La France est-elle en retard par rapport à ses voisins européens ?

Depuis les prémices du mouvement des Gilets Jaunes, la défiance de la population vis-à-vis des médias n’a jamais été aussi forte.

Un contexte qui amène à réfléchir à l’éventualité de créer un conseil de presse français. Certains y voient l’occasion de s’interroger sur la profession.

Copyright L’Express – 1964 – janvier

Le 15 mars, aux Assises du Journalisme, le ministre de la Culture Franck Riester a affirmé qu’il faut “retisser le lien entre les Français et les médias”.

Il existe déjà en France des comités d’éthiques spécifiques pour certains groupes de médias. Radio France, Le Monde ou encore France Télévisions disposent d’une chartre de déontologie et d’un conseil de presse à leur échelle.

Pierre Ganz, vice-président de l’Observatoire de la déontologie de l’information, durant les Assises de Tours note que “si tous les médias acceptent que leur travail soit examiné par un organisme indépendant, ce serait un outil qui permettrait de regagner la confiance du public.”


Il faut “retisser le lien entre les Français et les médias“.

Franck Riester, ministre de la Culture


Favorable à la création d’une telle instance, il est rejoint sur ce point par le SNJ (Syndicat Nationale des Journalistes).

Dans ses dix engagements, le syndicat national des journalistes note: “Le SNJ appelle [de ses vœux] la création d’une instance de déontologie paritaire et même tripartite, associant des représentants des salariés, des employeurs et du public.”

Je propose qu’il existe un tribunal professionnel qui puisse être saisi et qui ait le pouvoir de sanction symbolique contre les menteurs, les tricheurs, les enfumeurs. Je vais donc lancer avec mes amis une pétition en ce sens.”

Ce sont les propos tenus par Jean-Luc Mélenchon suite à son passage dans l’Emission Politique sur France 2. En décembre 2017, au cours de sa campagne présidentielle, Jean-Luc Mélenchon relance l’idée d’une instance d’auto régulation en lançant une pétition plaidant pour la création d’un “conseil de déontologie du journalisme”.
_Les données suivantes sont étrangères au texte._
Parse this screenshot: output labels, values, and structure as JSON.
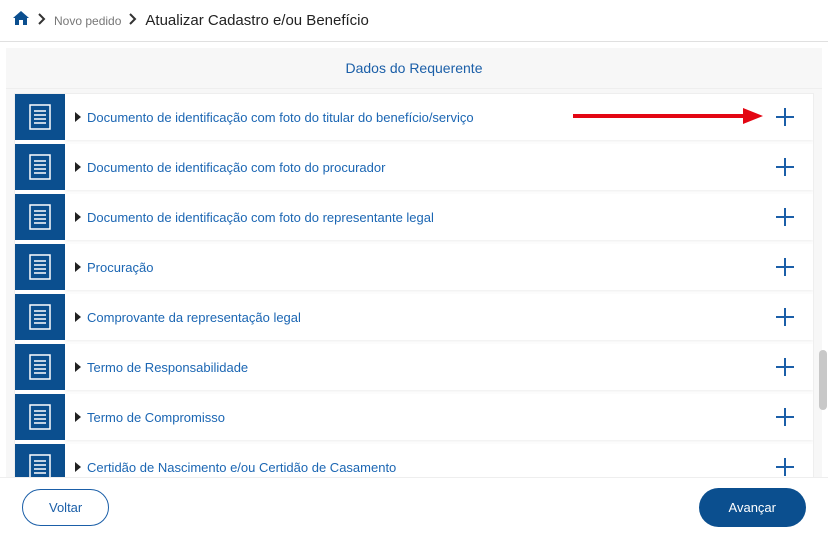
{
  "breadcrumb": {
    "link1": "Novo pedido",
    "current": "Atualizar Cadastro e/ou Benefício"
  },
  "section": {
    "title": "Dados do Requerente"
  },
  "documents": [
    {
      "label": "Documento de identificação com foto do titular do benefício/serviço"
    },
    {
      "label": "Documento de identificação com foto do procurador"
    },
    {
      "label": "Documento de identificação com foto do representante legal"
    },
    {
      "label": "Procuração"
    },
    {
      "label": "Comprovante da representação legal"
    },
    {
      "label": "Termo de Responsabilidade"
    },
    {
      "label": "Termo de Compromisso"
    },
    {
      "label": "Certidão de Nascimento e/ou Certidão de Casamento"
    }
  ],
  "buttons": {
    "back": "Voltar",
    "forward": "Avançar"
  },
  "colors": {
    "primary": "#0b4f8f",
    "link": "#1b66b3"
  }
}
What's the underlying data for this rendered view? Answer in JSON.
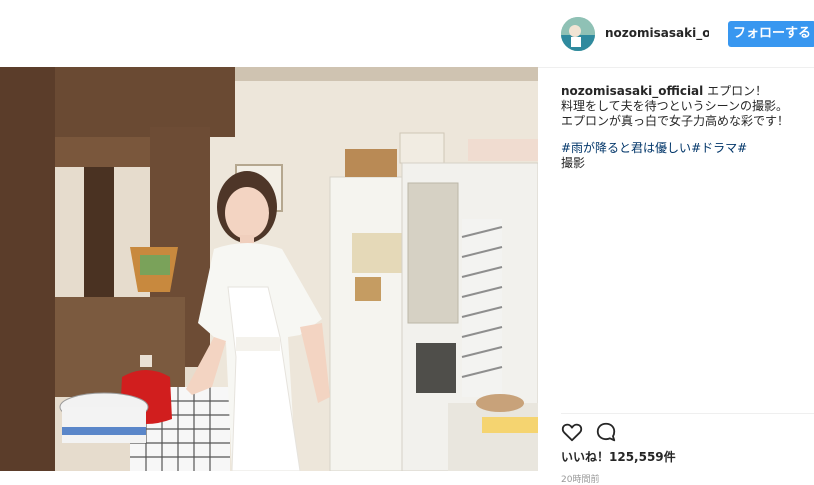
{
  "header": {
    "username": "nozomisasaki_offici",
    "follow_label": "フォローする"
  },
  "caption": {
    "username": "nozomisasaki_official",
    "line1": "エプロン！",
    "line2": "料理をして夫を待つというシーンの撮影。",
    "line3": "エプロンが真っ白で女子力高めな彩です！",
    "hashtag1": "#雨が降ると君は優しい",
    "hashtag2": "#ドラマ",
    "hashtag3": "#",
    "line5": "撮影"
  },
  "actions": {
    "like_icon": "heart-icon",
    "comment_icon": "comment-icon"
  },
  "likes": {
    "label": "いいね！125,559件"
  },
  "timestamp": "20時間前",
  "colors": {
    "accent": "#3897f0",
    "hashtag": "#003569"
  }
}
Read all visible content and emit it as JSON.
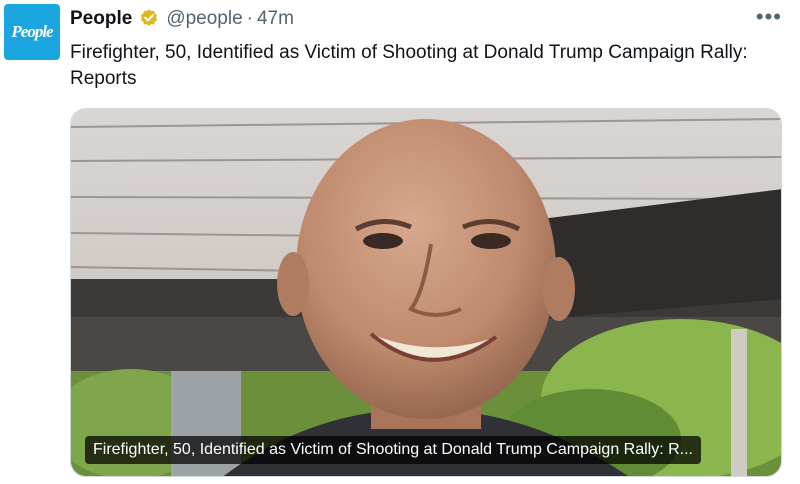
{
  "account": {
    "avatar_text": "People",
    "name": "People",
    "verified": true,
    "handle": "@people",
    "separator": "·",
    "time": "47m",
    "more_icon": "more-horizontal-icon"
  },
  "tweet": {
    "text": "Firefighter, 50, Identified as Victim of Shooting at Donald Trump Campaign Rally: Reports"
  },
  "card": {
    "title": "Firefighter, 50, Identified as Victim of Shooting at Donald Trump Campaign Rally: R..."
  },
  "colors": {
    "brand": "#1aa4e0",
    "verified_badge": "#e2b719",
    "secondary_text": "#536471"
  }
}
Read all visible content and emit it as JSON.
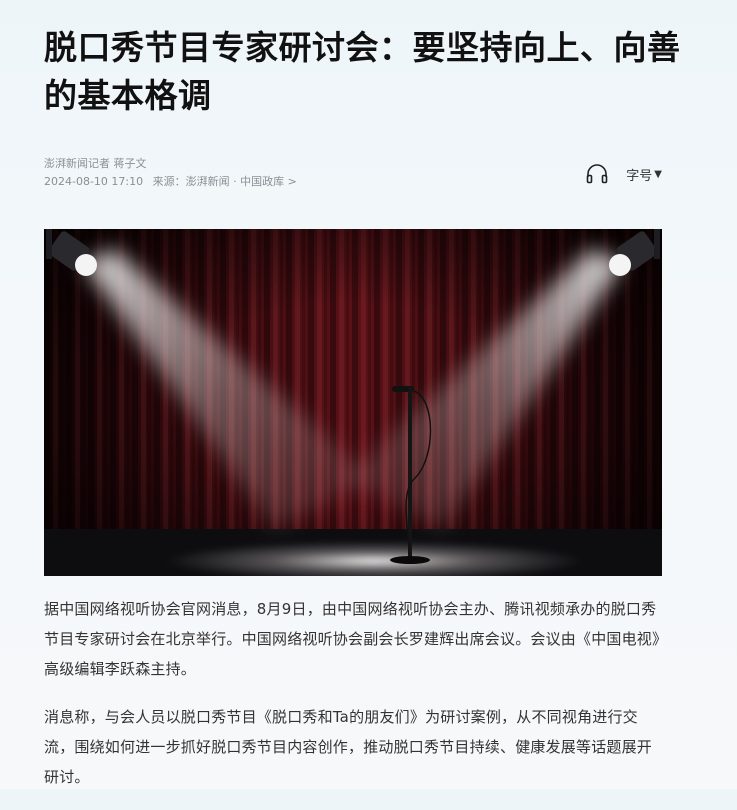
{
  "article": {
    "title": "脱口秀节目专家研讨会：要坚持向上、向善的基本格调",
    "byline": "澎湃新闻记者 蒋子文",
    "datetime": "2024-08-10 17:10",
    "source_label": "来源：",
    "source_value": "澎湃新闻 · 中国政库 >",
    "tools": {
      "listen_icon": "headphones-icon",
      "font_size_label": "字号",
      "font_size_caret": "▼"
    },
    "paragraphs": [
      "据中国网络视听协会官网消息，8月9日，由中国网络视听协会主办、腾讯视频承办的脱口秀节目专家研讨会在北京举行。中国网络视听协会副会长罗建辉出席会议。会议由《中国电视》高级编辑李跃森主持。",
      "消息称，与会人员以脱口秀节目《脱口秀和Ta的朋友们》为研讨案例，从不同视角进行交流，围绕如何进一步抓好脱口秀节目内容创作，推动脱口秀节目持续、健康发展等话题展开研讨。"
    ]
  },
  "colors": {
    "title": "#111111",
    "meta": "#8a8f95",
    "body": "#333333",
    "curtain": "#4a0d12"
  }
}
Le chef de fil de la France Insoumise avait déclaré sur son blog que “la haine des médias et de ceux qui les animent est juste et saine”.
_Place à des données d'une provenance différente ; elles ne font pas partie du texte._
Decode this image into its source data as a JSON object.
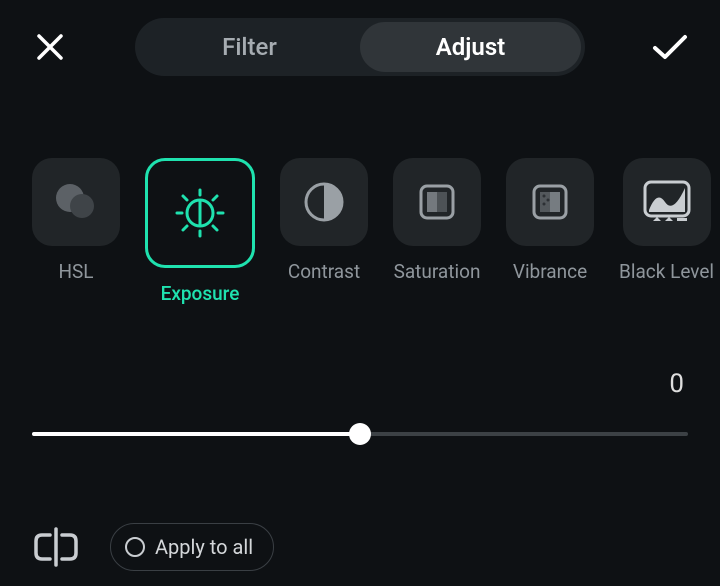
{
  "tabs": {
    "filter": "Filter",
    "adjust": "Adjust",
    "active": "adjust"
  },
  "tools": [
    {
      "id": "hsl",
      "label": "HSL"
    },
    {
      "id": "exposure",
      "label": "Exposure"
    },
    {
      "id": "contrast",
      "label": "Contrast"
    },
    {
      "id": "saturation",
      "label": "Saturation"
    },
    {
      "id": "vibrance",
      "label": "Vibrance"
    },
    {
      "id": "blacklevel",
      "label": "Black Level"
    }
  ],
  "selected_tool": "exposure",
  "slider": {
    "value": "0",
    "min": -100,
    "max": 100,
    "position_pct": 50
  },
  "apply_all_label": "Apply to all",
  "colors": {
    "accent": "#1fe2af",
    "bg": "#0e1114"
  }
}
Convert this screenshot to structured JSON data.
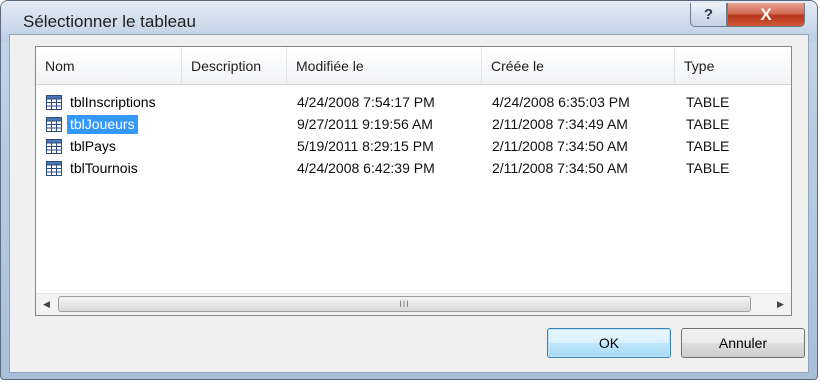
{
  "window": {
    "title": "Sélectionner le tableau",
    "help_label": "?",
    "close_label": "X"
  },
  "list": {
    "columns": [
      "Nom",
      "Description",
      "Modifiée le",
      "Créée le",
      "Type"
    ],
    "rows": [
      {
        "name": "tblInscriptions",
        "description": "",
        "modified": "4/24/2008 7:54:17 PM",
        "created": "4/24/2008 6:35:03 PM",
        "type": "TABLE",
        "selected": false
      },
      {
        "name": "tblJoueurs",
        "description": "",
        "modified": "9/27/2011 9:19:56 AM",
        "created": "2/11/2008 7:34:49 AM",
        "type": "TABLE",
        "selected": true
      },
      {
        "name": "tblPays",
        "description": "",
        "modified": "5/19/2011 8:29:15 PM",
        "created": "2/11/2008 7:34:50 AM",
        "type": "TABLE",
        "selected": false
      },
      {
        "name": "tblTournois",
        "description": "",
        "modified": "4/24/2008 6:42:39 PM",
        "created": "2/11/2008 7:34:50 AM",
        "type": "TABLE",
        "selected": false
      }
    ],
    "icon": "table-icon"
  },
  "scrollbar": {
    "left_arrow": "◀",
    "right_arrow": "▶",
    "grip": "III"
  },
  "buttons": {
    "ok_label": "OK",
    "cancel_label": "Annuler"
  },
  "colors": {
    "selection": "#3399ff",
    "title_gradient_top": "#e4ecf6",
    "close_button": "#c94a2e"
  }
}
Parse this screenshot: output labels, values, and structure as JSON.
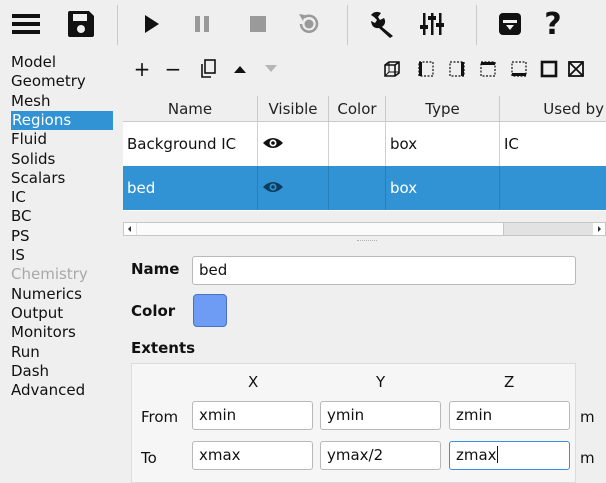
{
  "toolbar": {
    "icons": [
      "menu-icon",
      "save-icon",
      "play-icon",
      "pause-icon",
      "stop-icon",
      "reset-icon",
      "wrench-icon",
      "sliders-icon",
      "archive-icon",
      "help-icon"
    ],
    "help_label": "?"
  },
  "sidebar": {
    "items": [
      {
        "label": "Model",
        "state": "normal"
      },
      {
        "label": "Geometry",
        "state": "normal"
      },
      {
        "label": "Mesh",
        "state": "normal"
      },
      {
        "label": "Regions",
        "state": "selected"
      },
      {
        "label": "Fluid",
        "state": "normal"
      },
      {
        "label": "Solids",
        "state": "normal"
      },
      {
        "label": "Scalars",
        "state": "normal"
      },
      {
        "label": "IC",
        "state": "normal"
      },
      {
        "label": "BC",
        "state": "normal"
      },
      {
        "label": "PS",
        "state": "normal"
      },
      {
        "label": "IS",
        "state": "normal"
      },
      {
        "label": "Chemistry",
        "state": "disabled"
      },
      {
        "label": "Numerics",
        "state": "normal"
      },
      {
        "label": "Output",
        "state": "normal"
      },
      {
        "label": "Monitors",
        "state": "normal"
      },
      {
        "label": "Run",
        "state": "normal"
      },
      {
        "label": "Dash",
        "state": "normal"
      },
      {
        "label": "Advanced",
        "state": "normal"
      }
    ]
  },
  "subtoolbar": {
    "add": "+",
    "remove": "−"
  },
  "table": {
    "columns": [
      "Name",
      "Visible",
      "Color",
      "Type",
      "Used by"
    ],
    "rows": [
      {
        "name": "Background IC",
        "type": "box",
        "used_by": "IC",
        "selected": false
      },
      {
        "name": "bed",
        "type": "box",
        "used_by": "",
        "selected": true
      }
    ]
  },
  "form": {
    "name_label": "Name",
    "name_value": "bed",
    "color_label": "Color",
    "color_value": "#6e9cf5",
    "extents_label": "Extents",
    "axis_x": "X",
    "axis_y": "Y",
    "axis_z": "Z",
    "from_label": "From",
    "to_label": "To",
    "from": {
      "x": "xmin",
      "y": "ymin",
      "z": "zmin"
    },
    "to": {
      "x": "xmax",
      "y": "ymax/2",
      "z": "zmax"
    },
    "unit_from": "m",
    "unit_to": "m"
  },
  "colors": {
    "accent": "#3193d4",
    "focus_border": "#3a8ee6"
  }
}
Devenu l’ex ministre de la culture, Françoise Nyssen (mai 2017 à octobre 2018) qui était alors en poste, est allée dans le sens de Jean-Luc Mélenchon en annonçant le lancement d’une mission sur la déontologie de la presse.

Un conseil qui, en cas de création prochaine, aura à sa tête l’ancien PDG de l’AFP et de l’INA Emmanuel Hoog.

Les inconvénients du comité d’éthique

Une limite commune à la majorité des comités d’éthique concerne la justice.

En effet, sur le plan juridique, le Conseil de Presse est une association à but non lucratif. Lorsque ce dernier diffuse un blâme, il ne dispose d’aucune immunité. Il risque donc de devoir répondre de ses propos devant les tribunaux. En d’autres termes, le journaliste ayant reçu un blâme peut se retourner contre le comité de presse et l’astreindre devant les tribunaux.

Ceux-ci auront à déterminer si les évaluations, jugements et opinions exprimés par le Conseil ont ou non pas, un caractère fautif au regard de la loi.

Outre les limites juridiques constatées, certains journalistes expriment leurs craintes face à une forme de censure de la presse. Selon le SPIIL, le syndicat de la presse indépendante d’information en ligne, cette idée n’arrive pas au bon moment, le contexte politique étant bien trop défavorable.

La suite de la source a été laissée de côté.